If we assume “power internet users” today and in 1991 use roughly 5% of their total available network connection, that would mean a 2400baud “power internet user” would have used 0.04GB/month and a 6MBPS DSL “power internet user” would use 100GB/month today. So, to keep this in perspective, if you are using 1GB/month today, you are using the equivalent of 25 “power internet users” from 1991 (or more!). If “power internet users” are using 100GB today, how much Internet will you be using in 10 years? 20 years? Given geometric trends in data transfer and increases in dynamic content, it is hard to say, but, “more than today” is a fairly certain bet. The 25GB/month usage based cap may seem high today. but for how long?
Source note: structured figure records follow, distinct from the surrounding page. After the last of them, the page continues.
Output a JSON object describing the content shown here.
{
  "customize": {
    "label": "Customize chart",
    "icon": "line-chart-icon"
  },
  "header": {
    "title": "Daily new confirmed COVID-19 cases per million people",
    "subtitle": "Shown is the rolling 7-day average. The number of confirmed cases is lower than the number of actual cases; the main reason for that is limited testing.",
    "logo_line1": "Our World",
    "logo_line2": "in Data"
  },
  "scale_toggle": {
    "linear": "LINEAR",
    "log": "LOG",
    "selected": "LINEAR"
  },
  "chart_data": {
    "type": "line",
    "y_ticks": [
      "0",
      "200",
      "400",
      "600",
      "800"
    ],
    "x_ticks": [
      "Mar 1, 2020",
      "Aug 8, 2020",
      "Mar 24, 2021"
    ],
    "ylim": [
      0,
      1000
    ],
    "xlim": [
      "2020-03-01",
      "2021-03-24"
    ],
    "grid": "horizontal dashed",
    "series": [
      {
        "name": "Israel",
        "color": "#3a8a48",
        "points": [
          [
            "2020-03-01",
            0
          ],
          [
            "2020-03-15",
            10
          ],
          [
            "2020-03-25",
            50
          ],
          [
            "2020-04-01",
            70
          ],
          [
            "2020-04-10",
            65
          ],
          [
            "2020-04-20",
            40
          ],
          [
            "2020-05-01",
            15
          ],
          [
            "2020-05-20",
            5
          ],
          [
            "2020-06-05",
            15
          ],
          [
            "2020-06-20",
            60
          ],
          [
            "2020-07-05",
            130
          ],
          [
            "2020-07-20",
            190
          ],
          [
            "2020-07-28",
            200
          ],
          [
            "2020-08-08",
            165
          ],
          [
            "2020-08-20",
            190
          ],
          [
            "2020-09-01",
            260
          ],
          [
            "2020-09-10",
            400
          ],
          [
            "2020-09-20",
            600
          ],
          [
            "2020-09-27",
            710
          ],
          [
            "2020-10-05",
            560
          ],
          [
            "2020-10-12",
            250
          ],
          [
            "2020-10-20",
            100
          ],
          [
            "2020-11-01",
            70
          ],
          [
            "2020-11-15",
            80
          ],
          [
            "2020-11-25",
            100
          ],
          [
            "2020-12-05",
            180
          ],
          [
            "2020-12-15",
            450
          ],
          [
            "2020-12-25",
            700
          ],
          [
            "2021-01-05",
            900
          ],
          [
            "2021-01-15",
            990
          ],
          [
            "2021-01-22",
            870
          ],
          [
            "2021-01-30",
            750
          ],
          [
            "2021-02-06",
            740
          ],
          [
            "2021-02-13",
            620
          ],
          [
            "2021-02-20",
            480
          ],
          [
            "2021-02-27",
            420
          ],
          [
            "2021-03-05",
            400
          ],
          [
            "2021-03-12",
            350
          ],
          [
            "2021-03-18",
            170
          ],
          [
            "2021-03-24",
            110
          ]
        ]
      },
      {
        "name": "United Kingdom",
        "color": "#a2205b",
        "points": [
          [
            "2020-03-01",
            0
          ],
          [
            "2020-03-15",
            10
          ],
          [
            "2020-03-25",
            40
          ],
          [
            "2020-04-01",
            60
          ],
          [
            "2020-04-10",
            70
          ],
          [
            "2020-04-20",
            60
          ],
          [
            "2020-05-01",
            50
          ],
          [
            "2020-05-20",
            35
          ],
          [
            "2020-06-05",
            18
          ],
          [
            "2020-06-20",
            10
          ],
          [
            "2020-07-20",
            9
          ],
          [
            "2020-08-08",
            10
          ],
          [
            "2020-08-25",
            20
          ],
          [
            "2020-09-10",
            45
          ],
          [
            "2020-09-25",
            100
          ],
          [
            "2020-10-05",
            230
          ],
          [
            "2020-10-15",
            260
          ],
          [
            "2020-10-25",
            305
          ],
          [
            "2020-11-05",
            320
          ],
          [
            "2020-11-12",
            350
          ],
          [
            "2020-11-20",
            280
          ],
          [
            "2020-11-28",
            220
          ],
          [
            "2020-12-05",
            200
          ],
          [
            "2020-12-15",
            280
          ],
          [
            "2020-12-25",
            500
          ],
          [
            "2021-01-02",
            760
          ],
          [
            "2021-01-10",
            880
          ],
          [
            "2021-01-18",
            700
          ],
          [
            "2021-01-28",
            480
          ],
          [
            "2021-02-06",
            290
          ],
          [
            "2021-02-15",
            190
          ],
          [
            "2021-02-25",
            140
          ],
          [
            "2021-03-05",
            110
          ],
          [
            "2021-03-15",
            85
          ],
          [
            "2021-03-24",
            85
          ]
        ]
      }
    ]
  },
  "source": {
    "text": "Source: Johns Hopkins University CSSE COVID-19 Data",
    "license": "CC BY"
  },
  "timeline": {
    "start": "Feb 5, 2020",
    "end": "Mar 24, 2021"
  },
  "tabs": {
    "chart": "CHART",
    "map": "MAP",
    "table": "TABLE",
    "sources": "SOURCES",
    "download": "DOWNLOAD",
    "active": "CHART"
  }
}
If the proposed usage based billing changes go through, we will be living with these changes for a very long time. This implicit throttling of access to information will turn Canada into an Internet back-water, unable to keep pace with progress, Canada will no longer be a place to effectively do business, foster innovation or provide world-class facilities for education.

How can I help?

If you live in Canada, please go to OpenMedia.ca today and sign the petition! If you live elsewhere please be vigilant; don’t let your regulators, politicians and ISPs do to your country what the CRTC and the major ISPs are trying to do in Canada!


Update 2017/07/07:

At the time of original publishing I was using around 20-25GB/month of data (Nov,2010-Jan,2011). In Jun,2017 I used over 100GB of data!!  In other words if we had been stuck with a 25GB legislated cap I would currently be 4 times that cap (and paying exorbitant additional usage fees!).  The good news is that I’ve secured an unlimited plan (still through TekSavvy after all these years!).

Update 2021/04/15:

Another few years and a giant leap in usage; since my usage in the month of February 2021 was …. a little bit higher than 25GB caps proposed a decade ago …

As citizens, be sure to remind your legislators to avoid codifying an industries’ prices and feel free to use this example for whatever the next “Usage Based Billing” attempt is in your area!